Saturday, September 20, 2008
A few days ago when my uncle was over for dinner, he blamed the country's economic woes on people taking out housing loans they couldn't afford. The implication was that if American's had been more fiscally responsible, we wouldn't be facing such problems. I am starting to read it in the New York Times, and hear it on the street. Perhaps the approach might be slightly more tactful: If Washington hadn't pushed an ownership society, none of this would have happened.
Are they kidding? Peddling loans to the uneducated and convincing them they could GET RICH too was every day business. (I seem to recall being taught in high school history that it wasn't the fault of the poor for the spiraling easy credit mantras of the 1920's. It was the fault of the lending machine.)

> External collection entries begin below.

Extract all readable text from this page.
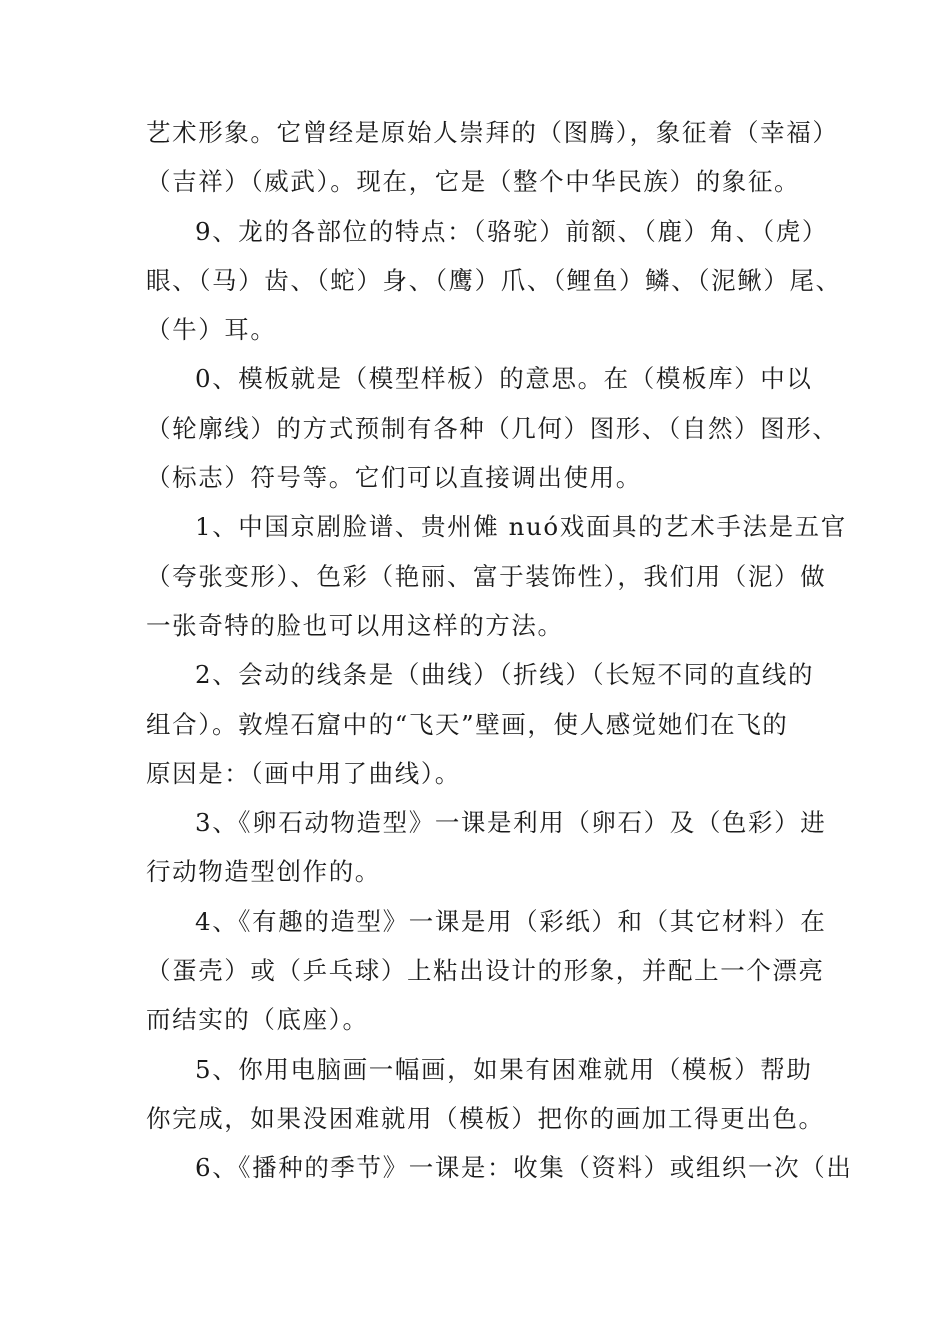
艺术形象。它曾经是原始人崇拜的（图腾），象征着（幸福）
（吉祥）（威武）。现在，它是（整个中华民族）的象征。
9、龙的各部位的特点：（骆驼）前额、（鹿）角、（虎）
眼、（马）齿、（蛇）身、（鹰）爪、（鲤鱼）鳞、（泥鳅）尾、
（牛）耳。
0、模板就是（模型样板）的意思。在（模板库）中以
（轮廓线）的方式预制有各种（几何）图形、（自然）图形、
（标志）符号等。它们可以直接调出使用。
1、中国京剧脸谱、贵州傩 nuó戏面具的艺术手法是五官
（夸张变形）、色彩（艳丽、富于装饰性），我们用（泥）做
一张奇特的脸也可以用这样的方法。
2、会动的线条是（曲线）（折线）（长短不同的直线的
组合）。敦煌石窟中的“飞天”壁画，使人感觉她们在飞的
原因是：（画中用了曲线）。
3、《卵石动物造型》一课是利用（卵石）及（色彩）进
行动物造型创作的。
4、《有趣的造型》一课是用（彩纸）和（其它材料）在
（蛋壳）或（乒乓球）上粘出设计的形象，并配上一个漂亮
而结实的（底座）。
5、你用电脑画一幅画，如果有困难就用（模板）帮助
你完成，如果没困难就用（模板）把你的画加工得更出色。
6、《播种的季节》一课是：收集（资料）或组织一次（出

Take the broker from WaMu, RIP. We signed up for a home equity loan in 2004 when my husband was a PhD candidate and I was making minimal money on documentary films. We told no lies on our application. But that didn't stop the broker from HELPING US. In fact, when we walked into the branch to sign our paperwork, he had DOUBLED what we had asked for and was waiting for us to agree. Ouch. My husband and I shook our heads in disbelief - we we're the kind of people banks treated suspiciously. Something was really really wrong here. We heard the bells a-tolling for old WaMu.
It seemed as if money-crazy psychology had clouded all reason. Take for example, the NYTimes July 2007 magazine article "The New Gilded Age," with the picture of a golden manhole cover on the front, published just weeks before the markets started to unravel. Surely editors should have been able to find more voices to debate such excess but criticism was overwhelmed by Wall Street's pumped up mentality.
And the irony was that within that same week, the paper had a story about the terrible conditions of workers in foreign companies making those New York manhole covers.